Être disponible, c’est d’abord un état intérieur : savoir ouvrir son cœur, son temps et son énergie à Dieu et aux autres. C’est accepter de ne pas tout maîtriser, de ne pas enfermer sa vie dans un agenda rigide, mais de laisser de la place à l’inattendu, à la rencontre, à l’appel. Jésus lui-même s’est toujours montré disponible : il s’arrêtait devant l’aveugle qui criait, il s’attardait avec les pécheurs, il se laissait toucher par les malades.

Mais la disponibilité a aussi ses limites. On ne peut pas répondre à toutes les demandes, sinon on s’épuise et l’on s’oublie soi-même. Être chrétien ne signifie pas dire “oui” à tout, mais discerner là où Dieu m’appelle vraiment. La vraie disponibilité n’est pas une servitude, mais une liberté donnée par amour.
Ses richesses sont immenses : une personne disponible attire la confiance, crée du lien, apporte paix et réconfort.
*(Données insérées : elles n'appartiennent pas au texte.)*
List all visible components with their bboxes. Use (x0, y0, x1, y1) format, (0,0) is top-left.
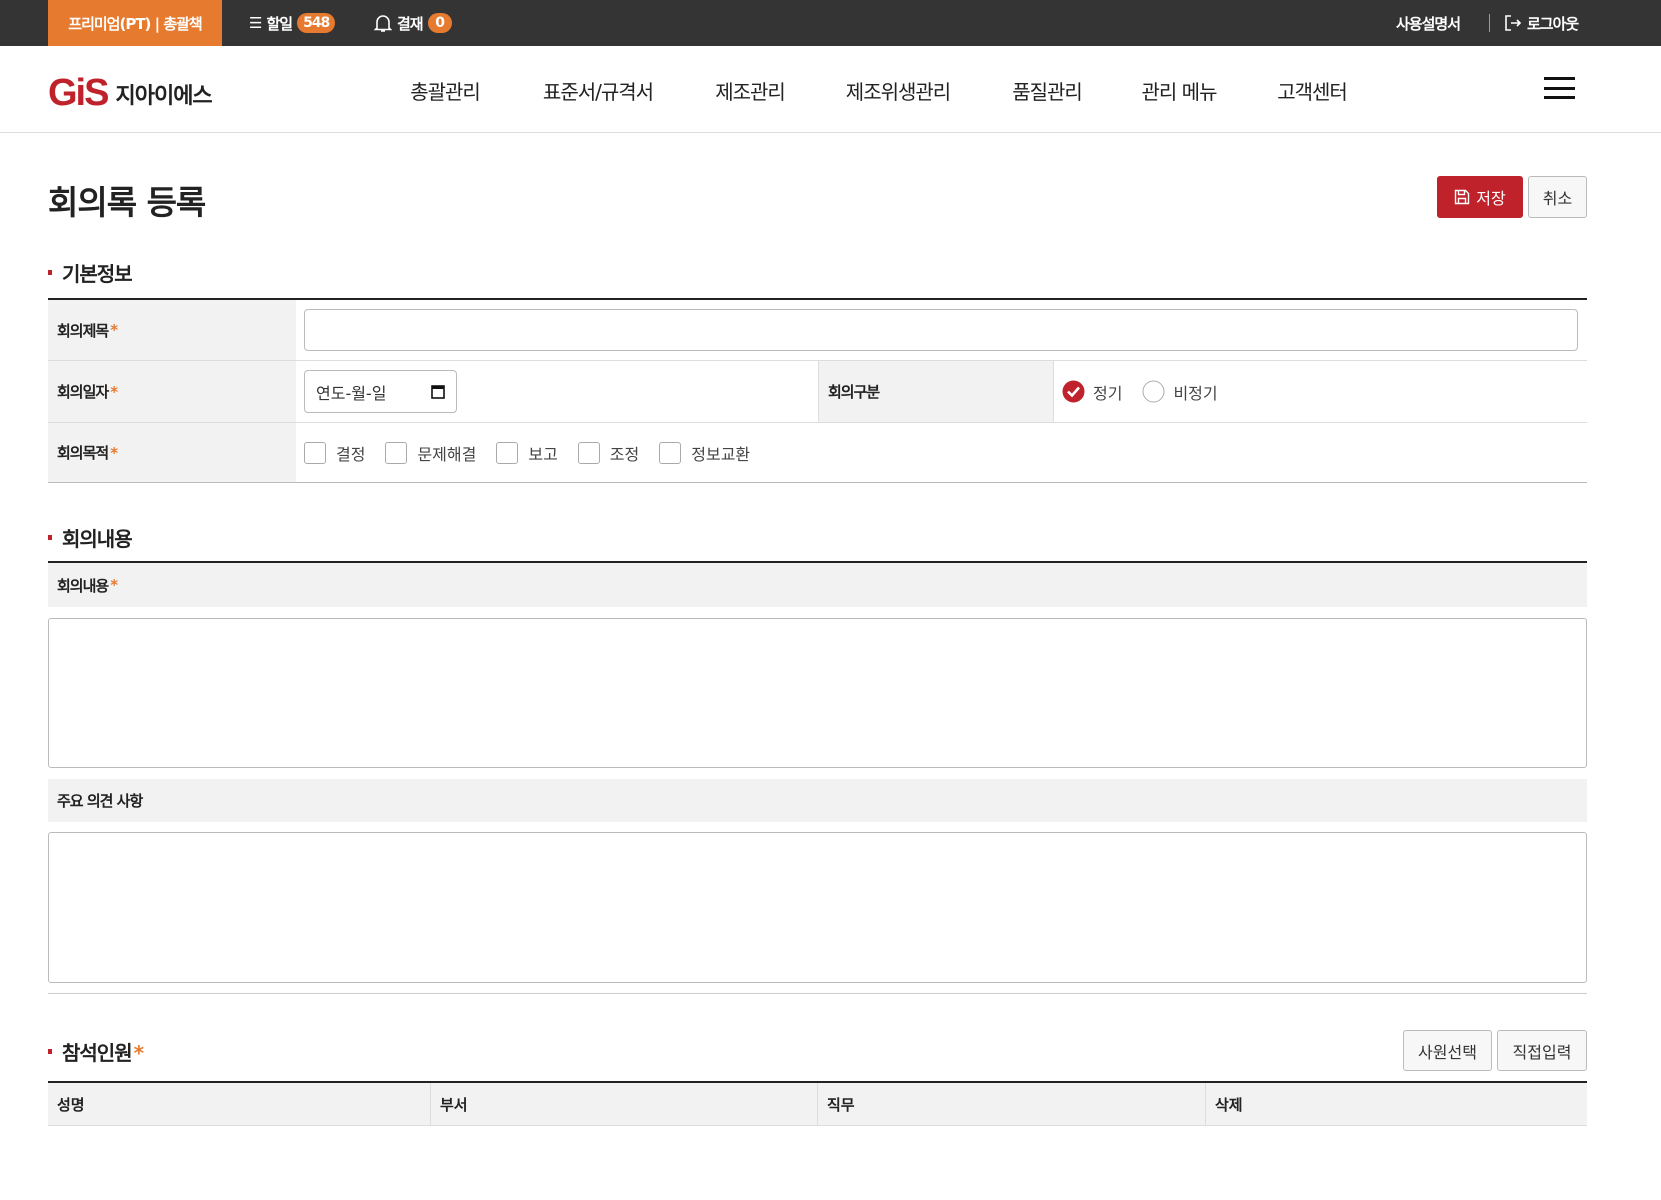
section-title: 회의내용 (62, 527, 133, 551)
bell-icon (374, 15, 392, 32)
opinion-label-row: 주요 의견 사항 (48, 779, 1587, 822)
logo[interactable]: GiS 지아이에스 (48, 72, 213, 115)
hamburger-menu-icon[interactable] (1544, 77, 1575, 99)
nav-item[interactable]: 관리 메뉴 (1142, 76, 1218, 105)
opinion-label: 주요 의견 사항 (48, 779, 448, 822)
top-bar: 프리미엄(PT) | 총괄책 ☰ 할일 548 결재 0 사용설명서 로그아웃 (0, 0, 1661, 46)
row-date: 회의일자 * 연도-월-일 회의구분 정기 비정기 (48, 361, 1587, 423)
logout-label: 로그아웃 (1527, 14, 1579, 33)
title-input[interactable] (304, 309, 1578, 351)
purpose-label: 회의목적 * (48, 423, 296, 482)
nav-item[interactable]: 표준서/규격서 (543, 76, 654, 105)
type-label: 회의구분 (818, 361, 1054, 422)
select-employee-button[interactable]: 사원선택 (1403, 1030, 1492, 1071)
radio-checked-icon (1062, 380, 1085, 403)
checkbox-problem-solving[interactable]: 문제해결 (385, 441, 476, 465)
approval-link[interactable]: 결재 0 (374, 0, 452, 46)
radio-unchecked-icon (1142, 380, 1165, 403)
content-label: 회의내용 * (48, 563, 448, 607)
logo-text: 지아이에스 (115, 83, 212, 109)
todo-link[interactable]: ☰ 할일 548 (249, 0, 336, 46)
checkbox-decision[interactable]: 결정 (304, 441, 365, 465)
manual-link[interactable]: 사용설명서 (1396, 0, 1461, 46)
purpose-checkbox-group: 결정 문제해결 보고 조정 정보교환 (304, 423, 770, 482)
todo-label: 할일 (266, 14, 293, 33)
column-header-name: 성명 (57, 1095, 85, 1114)
divider (48, 993, 1587, 994)
checkbox-report[interactable]: 보고 (496, 441, 558, 465)
row-purpose: 회의목적 * 결정 문제해결 보고 조정 정보교환 (48, 423, 1587, 483)
attendee-table-header: 성명 부서 직무 삭제 (48, 1083, 1587, 1126)
column-header-department: 부서 (430, 1083, 817, 1125)
content-textarea[interactable] (48, 618, 1587, 768)
divider (1489, 14, 1490, 32)
logo-mark: GiS (48, 72, 109, 114)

En se rendant présent à l’autre, elle découvre que donner du temps, c’est donner de soi — et c’est là que naît une joie profonde.
Bien sûr, être disponible demande parfois de se dépasser : quitter son confort, interrompre ses projets, accepter d’être dérangé. Mais c’est souvent dans ces moments que nous expérimentons le plus fort la présence de Dieu : “Ce que vous avez fait au plus petit d’entre mes frères, c’est à moi que vous l’avez fait” (Mt 25,40).
Finalement, la disponibilité ouvre un chemin vers le bonheur véritable : celui de se savoir utile, relié aux autres, et d’expérimenter que la vie est plus belle quand elle se partage. En accueillant ce que Dieu place sur notre route, nous découvrons que notre cœur s’élargit et devient plus vivant.